Probability of Bingo on a 3x3 grid Consider a $3\times 3$ grid
We paint 3 grids yellow, 3 grids green and 3 grids red
What is the probability of that there exists three consecutive grids that are the same color (aka "bingo"), including diagonals?
Note: "Bingo" in this question has no relations to American BINGO
My work:
The total number of ways to paint the 3x3 grid is:$$\frac{9!}{3!3!3!} = 1680$$
Now, I suppose we should seperate the problem into three parts:

*

*A "row" being the same color

*A "column" being the same color

*A "diagonal" line being the same color

But how do we calculate that?
 A: There are five different ways this can happen:

*

*Every row is a single colour.

*Exactly one row is a single colour.

*Every column is a single colour.

*Exactly one column is a single colour.

*Exactly one diagonal is a single colour.
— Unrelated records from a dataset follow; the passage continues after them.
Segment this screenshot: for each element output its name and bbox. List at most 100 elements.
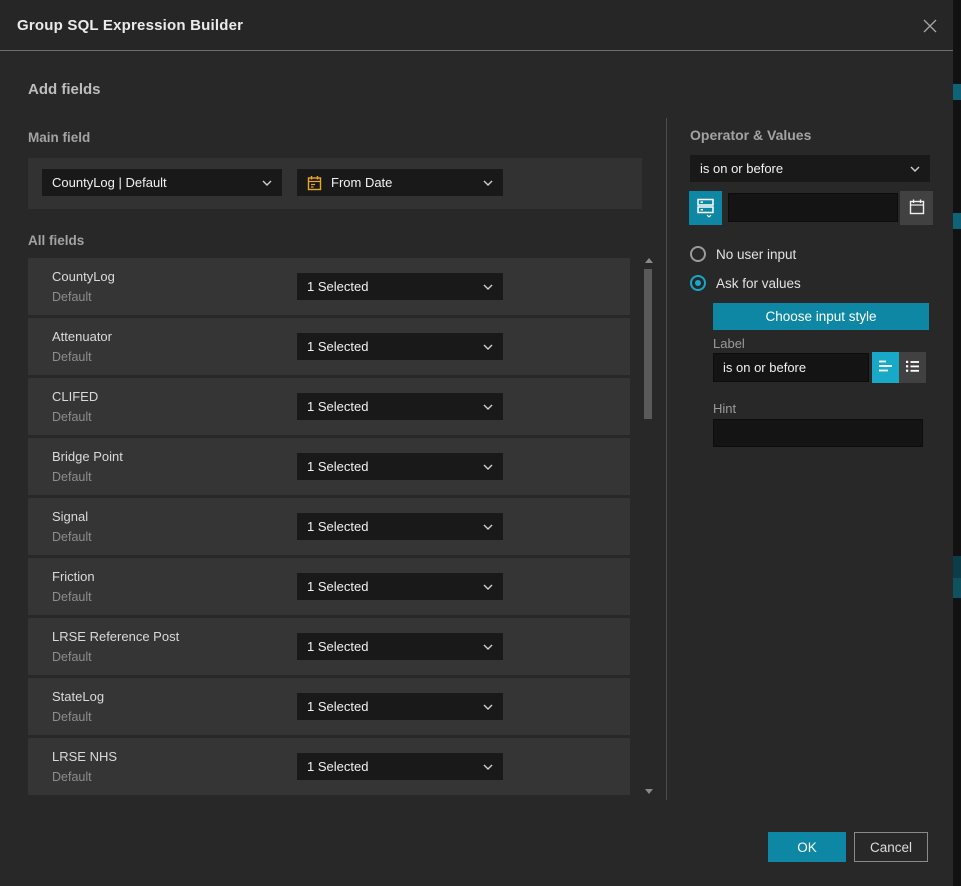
field-row: Attenuator Default 1 Selected (28, 318, 630, 375)
scroll-up-arrow-icon[interactable] (645, 258, 653, 263)
field-values-select-value: 1 Selected (307, 759, 483, 774)
field-values-select-value: 1 Selected (307, 339, 483, 354)
list-icon (904, 358, 922, 377)
field-sublabel: Default (52, 290, 92, 304)
field-values-select-value: 1 Selected (307, 519, 483, 534)
main-field-select[interactable]: From Date (297, 169, 503, 196)
radio-checked-icon (690, 275, 706, 291)
chevron-down-icon (483, 344, 493, 350)
field-row: StateLog Default 1 Selected (28, 678, 630, 735)
chevron-down-icon (483, 464, 493, 470)
radio-label: No user input (716, 247, 796, 262)
field-values-select[interactable]: 1 Selected (297, 573, 503, 600)
field-sublabel: Default (52, 590, 92, 604)
dialog-title: Group SQL Expression Builder (17, 0, 243, 51)
close-button[interactable] (917, 14, 943, 40)
field-values-select-value: 1 Selected (307, 279, 483, 294)
field-values-select[interactable]: 1 Selected (297, 753, 503, 780)
unique-values-icon (695, 196, 717, 221)
date-field-icon (307, 175, 322, 191)
layer-select-value: CountyLog | Default (52, 175, 262, 190)
all-fields-label: All fields (28, 233, 84, 248)
align-left-icon (877, 358, 895, 377)
calendar-icon (908, 198, 926, 219)
field-row: Signal Default 1 Selected (28, 498, 630, 555)
background-fragment (953, 84, 961, 100)
radio-no-user-input[interactable]: No user input (690, 246, 796, 262)
chevron-down-icon (483, 644, 493, 650)
field-sublabel: Default (52, 470, 92, 484)
field-row: CountyLog Default 1 Selected (28, 258, 630, 315)
field-row: LRSE Reference Post Default 1 Selected (28, 618, 630, 675)
field-values-select-value: 1 Selected (307, 399, 483, 414)
background-app-strip (953, 0, 961, 886)
field-values-select[interactable]: 1 Selected (297, 333, 503, 360)
field-sublabel: Default (52, 350, 92, 364)
field-name: Bridge Point (52, 449, 123, 464)
field-sublabel: Default (52, 710, 92, 724)
background-fragment (953, 556, 961, 578)
field-name: LRSE NHS (52, 749, 117, 764)
label-input[interactable] (713, 353, 869, 382)
field-values-select[interactable]: 1 Selected (297, 693, 503, 720)
field-row: Bridge Point Default 1 Selected (28, 438, 630, 495)
chevron-down-icon (910, 166, 920, 172)
field-values-select[interactable]: 1 Selected (297, 633, 503, 660)
operator-select[interactable]: is on or before (690, 155, 930, 182)
hint-field-label: Hint (713, 401, 736, 416)
scroll-down-arrow-icon[interactable] (645, 789, 653, 794)
radio-label: Ask for values (716, 276, 801, 291)
all-fields-list: CountyLog Default 1 Selected Attenuator … (28, 258, 630, 798)
field-name: Attenuator (52, 329, 112, 344)
chevron-down-icon (483, 284, 493, 290)
field-name: LRSE Reference Post (52, 629, 179, 644)
field-name: CLIFED (52, 389, 98, 404)
field-sublabel: Default (52, 650, 92, 664)
screen: Group SQL Expression Builder Add fields … (0, 0, 961, 886)
chevron-down-icon (262, 180, 272, 186)
field-sublabel: Default (52, 410, 92, 424)
main-field-label: Main field (28, 130, 90, 145)
field-row: LRSE NHS Default 1 Selected (28, 738, 630, 795)
cancel-button[interactable]: Cancel (854, 832, 928, 862)
field-sublabel: Default (52, 530, 92, 544)
background-fragment (953, 213, 961, 229)
chevron-down-icon (483, 524, 493, 530)
background-fragment (953, 578, 961, 598)
field-values-select-value: 1 Selected (307, 639, 483, 654)
close-icon (921, 17, 939, 38)
scrollbar-thumb[interactable] (644, 269, 652, 419)
chevron-down-icon (483, 584, 493, 590)
field-name: CountyLog (52, 269, 115, 284)
unique-values-button[interactable] (689, 191, 722, 225)
chevron-down-icon (483, 704, 493, 710)
radio-unchecked-icon (690, 246, 706, 262)
field-name: Friction (52, 569, 95, 584)
field-values-select[interactable]: 1 Selected (297, 453, 503, 480)
input-style-single-line-button[interactable] (872, 352, 899, 383)
field-values-select[interactable]: 1 Selected (297, 513, 503, 540)
radio-ask-for-values[interactable]: Ask for values (690, 275, 801, 291)
list-scrollbar[interactable] (644, 256, 653, 796)
operator-select-value: is on or before (700, 161, 910, 176)
field-sublabel: Default (52, 770, 92, 784)
hint-input[interactable] (713, 419, 923, 447)
ok-button[interactable]: OK (768, 832, 846, 862)
date-picker-button[interactable] (900, 191, 933, 225)
dialog-header: Group SQL Expression Builder (0, 0, 953, 51)
field-values-select[interactable]: 1 Selected (297, 393, 503, 420)
chevron-down-icon (483, 764, 493, 770)
field-values-select[interactable]: 1 Selected (297, 273, 503, 300)
chevron-down-icon (483, 404, 493, 410)
field-name: Signal (52, 509, 88, 524)
label-field-label: Label (713, 336, 745, 351)
value-input[interactable] (728, 193, 898, 222)
layer-select[interactable]: CountyLog | Default (42, 169, 282, 196)
field-name: StateLog (52, 689, 104, 704)
input-style-list-button[interactable] (899, 352, 926, 383)
choose-input-style-button[interactable]: Choose input style (713, 303, 929, 330)
main-field-select-value: From Date (331, 175, 483, 190)
group-sql-expression-builder-dialog: Group SQL Expression Builder Add fields … (0, 0, 953, 886)
field-values-select-value: 1 Selected (307, 579, 483, 594)
panel-divider (666, 118, 667, 800)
These cover all possibilities with no overlap, since if e.g. one row is a single colour, then every column or diagonal can't be all a different colour (since they intersect), or all the same colour (since there are only three tiles of that colour).
We can therefore count the possibilities separately and add.

*

*There are $3!=6$ ways to do this - we can arrange the three colours to the three rows in any order.

*There are $3$ ways to choose which row, and $3$ ways to choose the colour. Then we need to assign a second colour to three of the remaining six squares, without creating another one-colour row. There are $\binom 63$ ways to assign the second colour to three of the remaining squares, $2$ of which would create another solid row, so there are $3\times 3\times(\binom 63-2)=162$ ways.

*Is the same as 1. rotated.

*is the same as 2. rotated.

*There are $3\times2$ ways to choose a colour and diagonal, and then the second colour can be allocated to three other squares in $\binom 63$ ways, all of which are ok. So there are $3\times 2\times\binom63=120$ ways.

Thus the overall probability is $\frac{6+162+6+162+120}{1680}=\frac{19}{70}$.